Prableen Kaur has arrived at Grorud Naersenter, a drab shopping mall on the outskirts of Oslo, armed with hundreds of red roses and an unshakable faith in Norway’s democracy. The roses are an easy sell. “It’s an icebreaker — people usually don’t say no,” the 20-year-old Labor Party candidate says as she thrusts flowers and campaign leaflets into shoppers’ hands.
Harder to understand is her tolerance toward those sharing the views of Anders Behring Breivik, the white supremacist who left her cowering under the bodies of her friends as he calmly shot dead 69 people at a Labor Party youth camp on Utoya Island two years ago. He claimed to be on a crusade against multiculturalism and immigration, intent on wiping out the future generation of a party he blamed for the “Islamic invasion” of Norway.
“People can share their thoughts and their opinions — it is their democratic right,” says Kaur, who survived the July 22 massacre by leaping into the cold fjord. “I think democracy works better if every different opinion can be a part of the debate.”
The problem for Kaur is that the democratic system she cherishes is forecast to oust the Labor Party after eight years in power. Elections next month could even see an anti-immigration party that once counted Breivik as a member join a coalition government for the first time.
Outside the political process, far-right extremists whose voices fell silent after the attacks are back on blogs peddling their hate. Kaur points to a proliferation of anti-immigrant views on the comments sections of newspaper websites. Ronny Alte, the former head of the extreme-right Norwegian Defence League who quit after Breivik’s massacre, now runs a new website that includes rants against Islamic culture. Antiracism campaigners say society failed to mount any real challenge to their views after Utoya, preferring to blame a lone fanatic rather than examining some of the more mainstream prejudices that shaped his worldview. The extremists, says Shoaib Mohammad Sultan, an adviser to the Norwegian Centre Against Racism, “have sort of got away with it.”

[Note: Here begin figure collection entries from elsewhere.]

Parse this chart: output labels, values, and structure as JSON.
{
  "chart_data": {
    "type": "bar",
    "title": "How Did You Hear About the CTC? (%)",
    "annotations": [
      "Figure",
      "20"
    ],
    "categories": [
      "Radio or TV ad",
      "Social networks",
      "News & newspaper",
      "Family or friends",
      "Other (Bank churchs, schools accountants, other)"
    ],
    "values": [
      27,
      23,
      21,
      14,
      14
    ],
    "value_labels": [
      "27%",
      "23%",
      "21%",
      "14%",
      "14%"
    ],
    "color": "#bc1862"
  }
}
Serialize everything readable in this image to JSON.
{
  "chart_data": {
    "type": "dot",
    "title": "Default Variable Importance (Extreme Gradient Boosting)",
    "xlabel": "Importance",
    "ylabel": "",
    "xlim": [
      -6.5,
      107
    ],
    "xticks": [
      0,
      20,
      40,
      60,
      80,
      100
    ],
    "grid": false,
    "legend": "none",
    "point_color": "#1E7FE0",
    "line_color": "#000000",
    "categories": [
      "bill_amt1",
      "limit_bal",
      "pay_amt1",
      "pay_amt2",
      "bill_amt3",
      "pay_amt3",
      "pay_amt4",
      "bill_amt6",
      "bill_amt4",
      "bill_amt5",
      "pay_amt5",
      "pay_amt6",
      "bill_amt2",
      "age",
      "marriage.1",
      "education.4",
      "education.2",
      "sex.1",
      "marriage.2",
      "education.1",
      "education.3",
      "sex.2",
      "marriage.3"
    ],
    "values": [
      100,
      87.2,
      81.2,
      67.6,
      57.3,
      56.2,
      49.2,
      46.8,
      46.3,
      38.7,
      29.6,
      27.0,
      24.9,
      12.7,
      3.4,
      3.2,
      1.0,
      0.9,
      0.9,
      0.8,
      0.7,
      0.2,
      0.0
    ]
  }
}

In theory, Norway should be immune to some of the more inflammatory rhetoric aimed at migrants elsewhere in Europe, where high unemployment leaves locals looking for easy scapegoats. The vast oil reserves discovered in the 1960s have transformed Norway into one of the richest nations in the world, with generous state benefits and enough jobs to go around.

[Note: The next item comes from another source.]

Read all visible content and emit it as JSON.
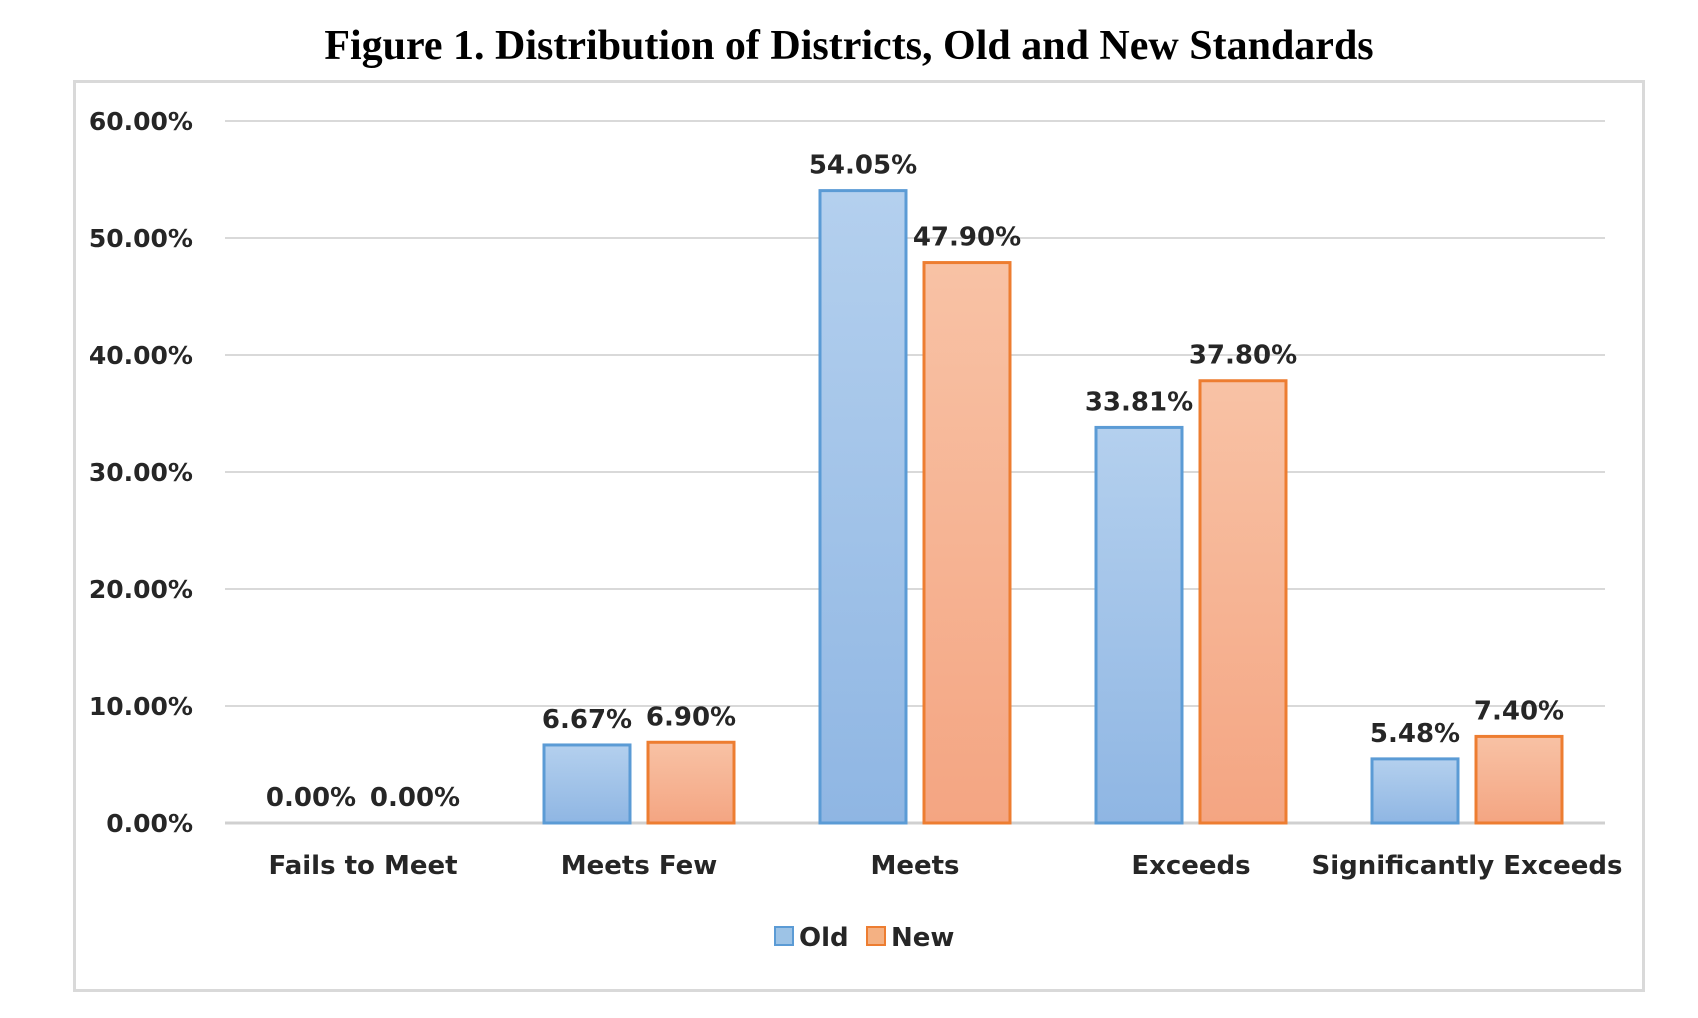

But there remain pronounced existential fears that far-right parties across the sparsely populated north of Europe exploit: a perception that traditional Scandinavian values of liberalism and Christianity are under threat, in particular by radical Islam, despite just a tiny minority of people airing such views. Norway is not alone. An anti-immigration party frequently polls as the third most popular in Sweden. The Danish Prime Minister this week felt compelled to stress that pork meatballs should be served at day-care centers, after a noisy tabloid debate about Islamic customs being adopted by state institutions.
That Norway failed to turn a corner after Breivik’s massacre is disappointment to many of his intended victims. In the months that followed the attack, it looked like the impact on the political debate could be profound. Although the anti-immigration Progress Party immediately condemned the actions of Breivik, who left their ranks in 2006, it lost a third of its support at municipal elections in 2011. The Labor Prime Minister Jens Stoltenberg was praised for his dignity and sensitivity, and the party fared better than expected at the local polls.
But the wave of sympathy was tarnished a year later when a report revealed a catalog of security failings leading up to Breivik’s rampage. The Progress Party, meanwhile, has tweaked some of its rhetoric and now bills itself as a mainstream movement in the mold of U.S. Republicans or the British Conservative Party. “Our heroes,” Progress Party candidate Kristian Norheim says as he walks past photos of Margaret Thatcher and Ronald Reagan adorning the corridors of their offices.
Norheim is at pains to portray the Progress Party as a “folkish” movement guided by Ayn Rand’s philosophy of the power of the individual over the state. Questions about previous pledges to cap immigration and their views on Muslims are met with tracts on protecting freedom of speech and women’s rights. Breivik is referred to as “that bastard.”
But comments by Progress Party leader Siv Jensen last year that Norway should “arrange a bus” and deport people from the Roma minority raised concerns that their values remained the same.
“I had hoped that the debate had changed and that it would be a more tolerant debate, at least from the politicians,” says Asmund Aukrust, 28, one of 33 Labor Party members running for Parliament next month who survived the Utoya massacre.
How many people share such views will become clearer after the elections. Current opinion polls suggest a Conservative-led coalition that would likely include the Progress Party, with voters looking for a change after two terms of Labor. But whichever party emerges victorious, Labor candidates are adamant that there is one person who will never win. That is Breivik, who is currently serving a 21-year sentence for the island shooting and a bomb in Oslo that killed eight.
“His goal was to crush the Labor Party,” says Stine Renate Haheim, another Utoya survivor running for office. “He didn’t succeed. The AUF [Labor Party youth wing] is stronger than ever.”